3. Be mindful of how much news you are watching.
It’s tempting to keep updated, but remember the content of the news is usually anxiety-inducing and alarming. It can lead us to feel overwhelmed and full of gloom. Remind yourself that the news doesn’t tell us about the good stuff that’s happening in the world, and if we are only seeing the negative, it’s hard not to feel negative.
4. Be mindful of how much attention you are paying to social media.
It’s hard when you see posts of people living in other areas being out and about. Constant reminders of this may not be helpful right now, and it might feel like it’s just you who’s struggling or stuck. We forget that there are others in the same situation as us because people don’t generally post about being in lockdown, or if they do, it might look like they are coping better than us (especially if they are posting about their accomplishments and achievements). Just like the news, social media doesn’t tell us the whole story and it sometimes helps to take a break.

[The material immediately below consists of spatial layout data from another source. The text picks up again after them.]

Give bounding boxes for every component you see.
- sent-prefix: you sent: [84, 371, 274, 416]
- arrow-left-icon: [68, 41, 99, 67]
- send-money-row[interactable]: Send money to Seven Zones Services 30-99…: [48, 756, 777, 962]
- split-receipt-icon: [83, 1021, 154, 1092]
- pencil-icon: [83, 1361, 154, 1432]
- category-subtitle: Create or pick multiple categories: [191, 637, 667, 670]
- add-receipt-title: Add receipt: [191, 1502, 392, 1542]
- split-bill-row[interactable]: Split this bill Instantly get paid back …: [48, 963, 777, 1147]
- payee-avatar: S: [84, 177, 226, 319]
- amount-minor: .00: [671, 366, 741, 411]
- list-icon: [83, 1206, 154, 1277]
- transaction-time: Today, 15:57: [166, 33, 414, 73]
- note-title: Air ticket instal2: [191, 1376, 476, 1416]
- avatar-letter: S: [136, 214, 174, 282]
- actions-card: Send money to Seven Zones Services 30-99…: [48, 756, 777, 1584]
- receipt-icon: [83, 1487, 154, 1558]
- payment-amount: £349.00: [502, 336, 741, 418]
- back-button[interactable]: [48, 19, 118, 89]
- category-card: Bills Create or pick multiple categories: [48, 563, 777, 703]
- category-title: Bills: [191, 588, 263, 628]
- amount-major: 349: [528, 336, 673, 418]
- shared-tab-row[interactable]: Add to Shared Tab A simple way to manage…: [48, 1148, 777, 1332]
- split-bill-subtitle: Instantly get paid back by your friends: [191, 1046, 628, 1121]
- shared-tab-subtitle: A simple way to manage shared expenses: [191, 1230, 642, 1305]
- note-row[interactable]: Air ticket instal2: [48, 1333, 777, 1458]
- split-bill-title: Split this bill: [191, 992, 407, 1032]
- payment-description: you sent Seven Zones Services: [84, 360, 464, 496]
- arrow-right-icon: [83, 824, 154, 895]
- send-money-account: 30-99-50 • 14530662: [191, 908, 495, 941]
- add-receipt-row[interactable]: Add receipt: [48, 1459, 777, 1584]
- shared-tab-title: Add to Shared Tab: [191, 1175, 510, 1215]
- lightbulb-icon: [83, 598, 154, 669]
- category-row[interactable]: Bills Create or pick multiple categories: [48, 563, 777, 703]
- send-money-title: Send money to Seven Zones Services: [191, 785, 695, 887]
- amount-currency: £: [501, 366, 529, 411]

5. Reduce your expectations
If you are feeling stressed and overwhelmed with too many tasks, can you reduce your usual expectations – just be ‘good enough’…just for now? For example, instead of cooking to your usual standard, buy salad kits or cooked chicken from the supermarket. You’re in your house more so it’s likely to require more cleaning. It doesn’t have to be spotless or organised all the time, there’s no one coming over anyway so just maintain it to a ‘good enough’ standard. You can go back to your usual standards (if you like) when you have your usual resources (e.g. when the kids are back in school and you have more time/space, when your job is less demanding, or when you can access the community and feel refreshed). Do what you need to do to get through!
6. Stay social
As much as you can and as much as it suits you. Have a look at our 7 tips for staying social during lockdown.
7. Don’t be hard on yourself.
Ask yourself how you’re feeling and what do you need? Let go of the self-judgements. If you need a ‘doona day’ then take it. If you need help or support, then ask. It may not be how you usually cope, but remember, there is nothing usual about being in lockdown. Give yourself some allowances, even if it’s just for this difficult period.